Personnalité : Qui est Jean-Michel Basquiat ?


L'ascension de Basquiat fut un cas unique dans le monde de l’art des années 80 : du graffeur laissant partout ses sentences énigmatiques signées SAMO (« Same Old Shit »), il devient l’artiste phare du marché de l’art à la fois courtisé et broyé par un système dont il est en marge, animé par la folie des grandeurs et tourmenté. Jean-Michel Basquiat est né à Brooklyn, le 22 décembre 1960, dans une famille aux origines mixtes, portoricaine par sa mère et haïtienne par son père. Après leur séparation et un déménagement, il revient à New York à l’âge de 16 ans. Il découvre la culture underground, se lie avec des graffeurs et arrête ses études. Il devient vite une grande figure de l’East Village. Sa rencontre avec Andy Warhol, icône de la Pop culture, lui offre une plus grande visibilité. A partir de 1981, il connaît une véritable ascension et son style aussi rebel qu’élégant inonde la presse. Face à l’absence des artistes noirs dans les musées, l’ambition de Basquiat se double d’une quête identitaire.
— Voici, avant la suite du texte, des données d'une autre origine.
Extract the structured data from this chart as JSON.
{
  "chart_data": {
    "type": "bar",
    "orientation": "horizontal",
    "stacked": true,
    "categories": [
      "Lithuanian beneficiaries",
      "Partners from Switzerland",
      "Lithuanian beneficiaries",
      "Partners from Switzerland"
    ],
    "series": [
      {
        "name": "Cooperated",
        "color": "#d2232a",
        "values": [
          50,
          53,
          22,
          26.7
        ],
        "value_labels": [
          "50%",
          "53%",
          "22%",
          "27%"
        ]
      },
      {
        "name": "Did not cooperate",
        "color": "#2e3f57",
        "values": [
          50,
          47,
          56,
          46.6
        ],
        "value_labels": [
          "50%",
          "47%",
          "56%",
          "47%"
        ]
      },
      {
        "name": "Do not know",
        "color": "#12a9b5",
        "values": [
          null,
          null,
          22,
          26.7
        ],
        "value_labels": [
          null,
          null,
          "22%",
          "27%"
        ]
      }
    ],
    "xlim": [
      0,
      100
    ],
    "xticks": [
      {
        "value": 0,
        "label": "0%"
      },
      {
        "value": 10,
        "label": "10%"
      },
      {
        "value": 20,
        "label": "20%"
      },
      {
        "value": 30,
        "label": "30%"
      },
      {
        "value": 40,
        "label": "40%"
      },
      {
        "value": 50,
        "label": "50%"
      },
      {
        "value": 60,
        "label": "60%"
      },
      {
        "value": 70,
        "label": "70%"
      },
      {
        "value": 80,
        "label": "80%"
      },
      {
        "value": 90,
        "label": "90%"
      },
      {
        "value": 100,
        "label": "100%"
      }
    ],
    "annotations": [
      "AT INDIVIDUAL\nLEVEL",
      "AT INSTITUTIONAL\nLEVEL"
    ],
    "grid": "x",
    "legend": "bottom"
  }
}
Son œuvre, colorée mais angoissée, est animée d’une haine du racisme et d’un intérêt pour les minorités opprimées comme Slave Auction (1982). D’autres thèmes traversent ses travaux : l’obsession du caractère mortel de l’homme, présente à travers des figures squelettiques, l'intérêt pour le paysage urbain à travers des éléments tirés de sa vie dans la rue ou encore la passion de l’anatomie qui entraîne l’artiste à construire et déconstruire des corps sur sa toile. Pour donner à voir ce qui l’anime, Basquiat oscille entre peintures sur toile et supports divers, il mêle écriture, symboles et nouvel art figuratif.

En 1987, bouleversé par la mort d'Andy Warhol, Basquiat sombre. Il est retrouvé mort le 10 août 1988 d’une overdose. À 27 ans, il laisse plus de huit cents tableaux et mille cinq cents dessins. Sa signature, une couronne, est digne de ce roi de l’avant-garde.


Auteur: Miryam Kchibl

Rédacteur en chef: Théo P.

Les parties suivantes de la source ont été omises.